The Tamang Rastriya Mukti Morcha, an ethnic organisation of the former guerrilla party that called a general strike in 10 districts in Nepal Sunday, entered the subsidiary Unilever Nepal Ltd’s factory in Basmadi in Makwanpur district and enforced a closure.

However, Unilever Nepal’s management told IANS they expected the factory to resume production Monday.

The Tamang Rastriya Mukti Morcha has called the general strike to demand a Tamasaling autonomous state for the community to be carved out of 10 districts where they have a sizeable population, which includes central, northern and southern Nepal.

Starting production in Nepal in 1994 with detergent powders, Unilever Nepal now also produces toothpastes, soaps and hair and skincare products. About 150 workers are employed in the factory, one of the biggest in Nepal.

Rated as India’s most respected company by Business World magazine in 2007, Hindustan Unilever’s Nepal venture however has come under repeated attacks in the Himalayan nation.

One of the 47 Indian companies threatened with an indefinite closure by the Maoists when they were fighting their underground war, the Basmadi factory also faced obstruction early last year by local youths who demanded employment.

The Maoist general strike Sunday turned Banepa town in Kavre district, about 30 km east of Kathmandu, into a battle zone where over a dozen policemen were injured in clashes with protesters who went on the rampage and vandalised vehicles.

Enraged local residents also went on the warpath in retaliation, setting fire to the Maoist party office.

The district administration clamped indefinite curfew, which paralysed the Araniko highway that connects Nepal with Tibet. On Friday, another Maoist organisation had called a general strike in three districts in eastern Nepal.

The former ruling party, now sitting in opposition, has called disruptive protests nationwide to force interim parliament into admitting a debate on the action of President Ram Baran Yadav.
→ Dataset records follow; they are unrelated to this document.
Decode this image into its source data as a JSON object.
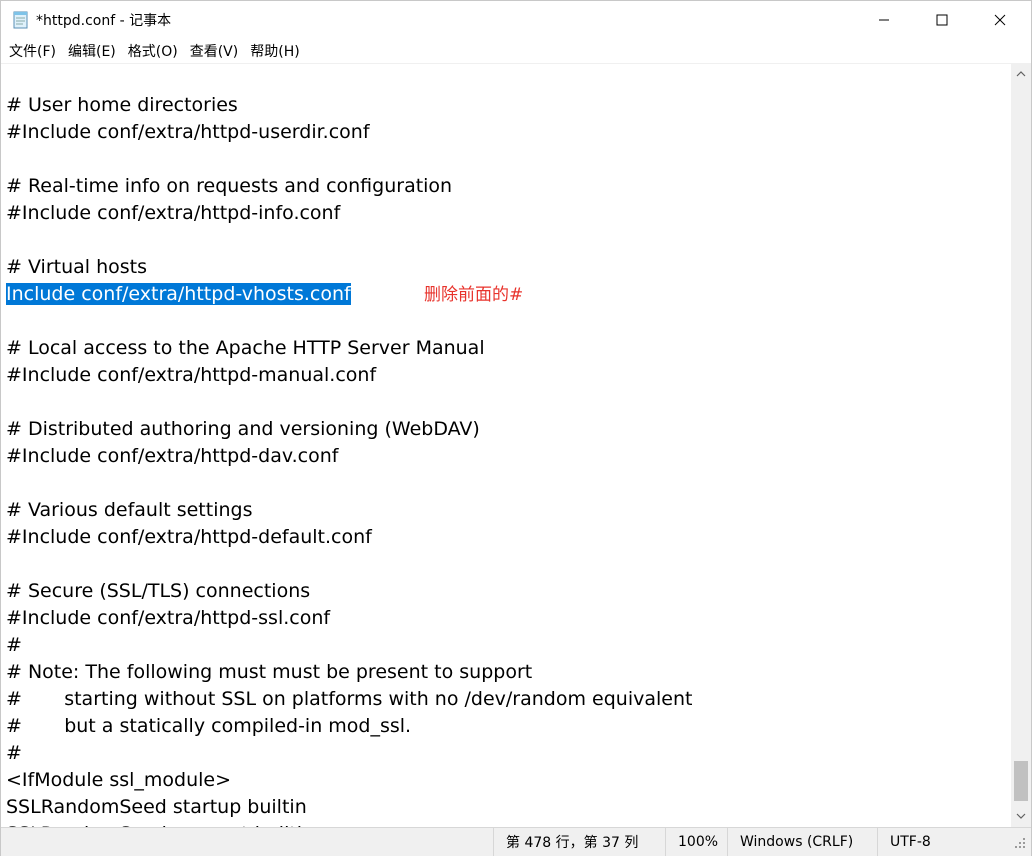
{
  "window": {
    "title": "*httpd.conf - 记事本",
    "icon": "notepad-icon"
  },
  "controls": {
    "minimize_icon": "minimize-icon",
    "maximize_icon": "maximize-icon",
    "close_icon": "close-icon"
  },
  "menu": {
    "items": [
      {
        "label": "文件(F)"
      },
      {
        "label": "编辑(E)"
      },
      {
        "label": "格式(O)"
      },
      {
        "label": "查看(V)"
      },
      {
        "label": "帮助(H)"
      }
    ]
  },
  "editor": {
    "lines": [
      {
        "text": "# User home directories"
      },
      {
        "text": "#Include conf/extra/httpd-userdir.conf"
      },
      {
        "text": ""
      },
      {
        "text": "# Real-time info on requests and configuration"
      },
      {
        "text": "#Include conf/extra/httpd-info.conf"
      },
      {
        "text": ""
      },
      {
        "text": "# Virtual hosts"
      },
      {
        "text": "Include conf/extra/httpd-vhosts.conf",
        "selected": true
      },
      {
        "text": ""
      },
      {
        "text": "# Local access to the Apache HTTP Server Manual"
      },
      {
        "text": "#Include conf/extra/httpd-manual.conf"
      },
      {
        "text": ""
      },
      {
        "text": "# Distributed authoring and versioning (WebDAV)"
      },
      {
        "text": "#Include conf/extra/httpd-dav.conf"
      },
      {
        "text": ""
      },
      {
        "text": "# Various default settings"
      },
      {
        "text": "#Include conf/extra/httpd-default.conf"
      },
      {
        "text": ""
      },
      {
        "text": "# Secure (SSL/TLS) connections"
      },
      {
        "text": "#Include conf/extra/httpd-ssl.conf"
      },
      {
        "text": "#"
      },
      {
        "text": "# Note: The following must must be present to support"
      },
      {
        "text": "#       starting without SSL on platforms with no /dev/random equivalent"
      },
      {
        "text": "#       but a statically compiled-in mod_ssl."
      },
      {
        "text": "#"
      },
      {
        "text": "<IfModule ssl_module>"
      },
      {
        "text": "SSLRandomSeed startup builtin"
      },
      {
        "text": "SSLRandomSeed connect builtin"
      }
    ],
    "annotation": "删除前面的#",
    "selection_color": "#0078d7",
    "annotation_color": "#e8332c"
  },
  "statusbar": {
    "position": "第 478 行，第 37 列",
    "zoom": "100%",
    "line_ending": "Windows (CRLF)",
    "encoding": "UTF-8"
  }
}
Last month, Yadav prevented the Maoists from sacking the chief of the army, Gen Rookmangud Katawal, which led to the collapse of the Maoist government.

Indian investors face hard days in Nepal with the start of new protests.

Besides the Maoists, a regional party that has its stronghold in the southern Terai plains where many Indian ventures like Dabur and ITC have their factories also announced a protest movement Sunday.

Upendra Yadav, chairman of the Madhesi Janadhikar Forum, the fourth largest party in Nepal, said his cadres would lead a torch rally in Kathmandu valley in the evening to protest against new Prime Minister Madhav Kumar Nepal appointing a party member deputy prime minister without his consent.

The Forum is asking for the ouster of deputy prime minister Bijay Kumar Gachhadar, who was sworn in last week. Gachhadar belongs to Yadav’s rival faction.

The Forum Sunday also petitioned the chairman of the constituent assembly, Subhas Nembang, to strip Gachhadar and two of his aides of their status as lawmakers.

Yadav said his party will now sit in opposition and start protests from the house and the streets. Known for its formidable ability to shut down the Terai, the Forum’s protests are feared to have a paralysing effect on the lowlands.

The fledgling government is ill-equipped to deal with the growing turbulence with even its biggest ally, the Nepali Congress, crossing swords with the prime minister on the allocation of ministries.

Barring two ministers, the 10-member cabinet headed by Nepal is yet to get portfolios due to dogged dissent among allies.